Quadratic Convergence of Levenberg-Marquardt Method for Elliptic and Parabolic Inverse Robin Problems
Jiang Daijun, Feng Hui, Zou Jun

TL;DR
This paper proves the quadratic convergence of the Levenberg-Marquardt method for solving highly nonlinear and ill-posed inverse Robin problems in elliptic and parabolic systems, introducing an adaptive regularization strategy and surrogate functional approach.
Contribution
It establishes the first rigorous proof of quadratic convergence for the L-M method in these inverse problems, with an innovative adaptive regularization and explicit solution approach.
Findings
Quadratic convergence is rigorously proven for the L-M method.
The adaptive regularization strategy effectively ensures convergence.

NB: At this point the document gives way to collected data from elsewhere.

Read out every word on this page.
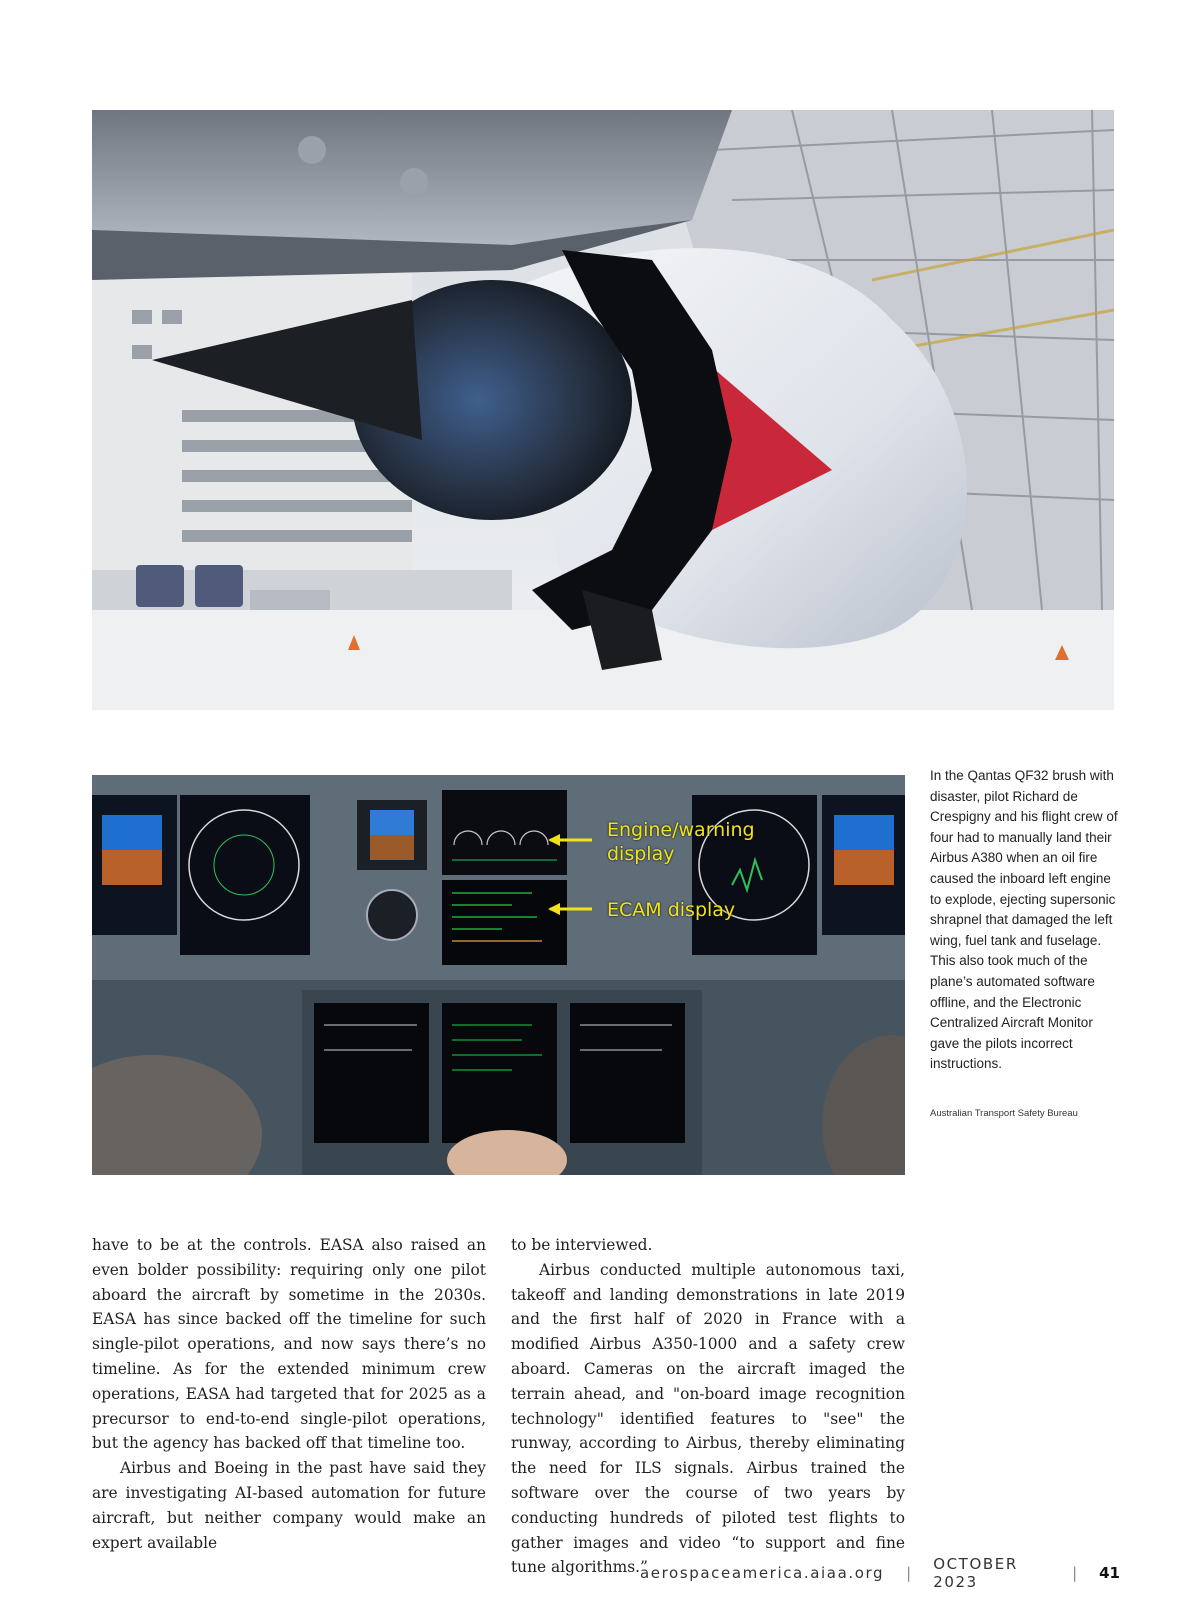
Engine/warning
display
ECAM display
In the Qantas QF32 brush with disaster, pilot Richard de Crespigny and his flight crew of four had to manually land their Airbus A380 when an oil fire caused the inboard left engine to explode, ejecting supersonic shrapnel that damaged the left wing, fuel tank and fuselage. This also took much of the plane’s automated software offline, and the Electronic Centralized Aircraft Monitor gave the pilots incorrect instructions.
Australian Transport Safety Bureau

have to be at the controls. EASA also raised an even bolder possibility: requiring only one pilot aboard the aircraft by sometime in the 2030s. EASA has since backed off the timeline for such single-pilot operations, and now says there’s no timeline. As for the extended minimum crew operations, EASA had targeted that for 2025 as a precursor to end-to-end single-pilot operations, but the agency has backed off that timeline too.

Airbus and Boeing in the past have said they are investigating AI-based automation for future aircraft, but neither company would make an expert available

to be interviewed.

Airbus conducted multiple autonomous taxi, takeoff and landing demonstrations in late 2019 and the first half of 2020 in France with a modified Airbus A350-1000 and a safety crew aboard. Cameras on the aircraft imaged the terrain ahead, and "on-board image recognition technology" identified features to "see" the runway, according to Airbus, thereby eliminating the need for ILS signals. Airbus trained the software over the course of two years by conducting hundreds of piloted test flights to gather images and video “to support and fine tune algorithms.”

aerospaceamerica.aiaa.org | OCTOBER 2023	| 41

Numerical experiments confirm the method's accuracy and efficiency.
Abstract
We study the Levenberg-Marquardt (L-M) method for solving the highly nonlinear and ill-posed inverse problem of identifying the Robin coefficients in elliptic and parabolic systems. The L-M method transforms the Tikhonov regularized nonlinear non-convex minimizations into convex minimizations. And the quadratic convergence of the L-M method is rigorously established for the nonlinear elliptic and parabolic inverse problems for the first time, under a simple novel adaptive strategy for selecting regularization parameters during the L-M iteration. Then the surrogate functional approach is adopted to solve the strongly ill-conditioned convex minimizations, resulting in an explicit solution of the minimisation at each L-M iteration for both the elliptic and parabolic cases. Numerical experiments are provided to demonstrate the accuracy and efficiency of the methods.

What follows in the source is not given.